Sarah Dunstan
Lecturer in the International History of Modern Human Rights, University of Glasgow
Sarah C. Dunstan is a Lecturer in the International History of Modern Human Rights and a Leverhulme Early Career Fellow at the University of Glasgow.
Her first book, Race, Rights and Reform: Black Activism in the French Empire and the United States from World War One to Cold War, came out with Cambridge University Press in early 2021. She has published on questions of decolonization, citizenship rights and empire in the Journal of Modern History, the Journal of the History of Ideas, the Journal of Contemporary History, and Callaloo, amongst other places.

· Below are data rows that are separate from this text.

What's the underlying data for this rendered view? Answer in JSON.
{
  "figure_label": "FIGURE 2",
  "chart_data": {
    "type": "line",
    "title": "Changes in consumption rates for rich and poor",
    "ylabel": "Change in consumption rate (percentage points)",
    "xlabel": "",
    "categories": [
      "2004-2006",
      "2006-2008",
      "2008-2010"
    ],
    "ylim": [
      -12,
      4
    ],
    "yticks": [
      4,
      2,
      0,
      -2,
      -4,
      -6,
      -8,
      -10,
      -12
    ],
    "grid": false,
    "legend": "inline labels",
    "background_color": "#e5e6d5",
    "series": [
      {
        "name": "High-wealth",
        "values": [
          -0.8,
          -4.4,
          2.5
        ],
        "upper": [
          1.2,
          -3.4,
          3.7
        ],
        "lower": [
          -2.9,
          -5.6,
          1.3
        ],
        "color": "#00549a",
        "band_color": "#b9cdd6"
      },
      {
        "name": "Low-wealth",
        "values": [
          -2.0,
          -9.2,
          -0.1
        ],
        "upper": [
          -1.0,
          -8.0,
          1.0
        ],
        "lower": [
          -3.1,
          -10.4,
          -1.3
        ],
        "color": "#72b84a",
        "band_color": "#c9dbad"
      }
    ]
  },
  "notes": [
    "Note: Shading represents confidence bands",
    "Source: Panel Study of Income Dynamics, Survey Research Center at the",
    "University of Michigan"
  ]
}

Dunstan is also a co-editor of the Anthology of Women’s International Thought: Towards a New Canon, forthcoming June 2022 with Cambridge University Press. Dunstan received her PhD from the University of Sydney in 2018. Before joining Glasgow, she was an ARC Postdoctoral Fellow with the International History Laureate programme at the University of Sydney; a Postdoctoral Associate with the Leverhulme Women and the History of International Thought Project at the University of Sussex, and a Leverhulme Early Career Fellow at Queen Mary, University of London.
She has held fellowships in New York and Paris, and her research has been supported by, amongst others, the Fulbright Foundation, the John Frazer Memorial Fund and the European International Studies Association.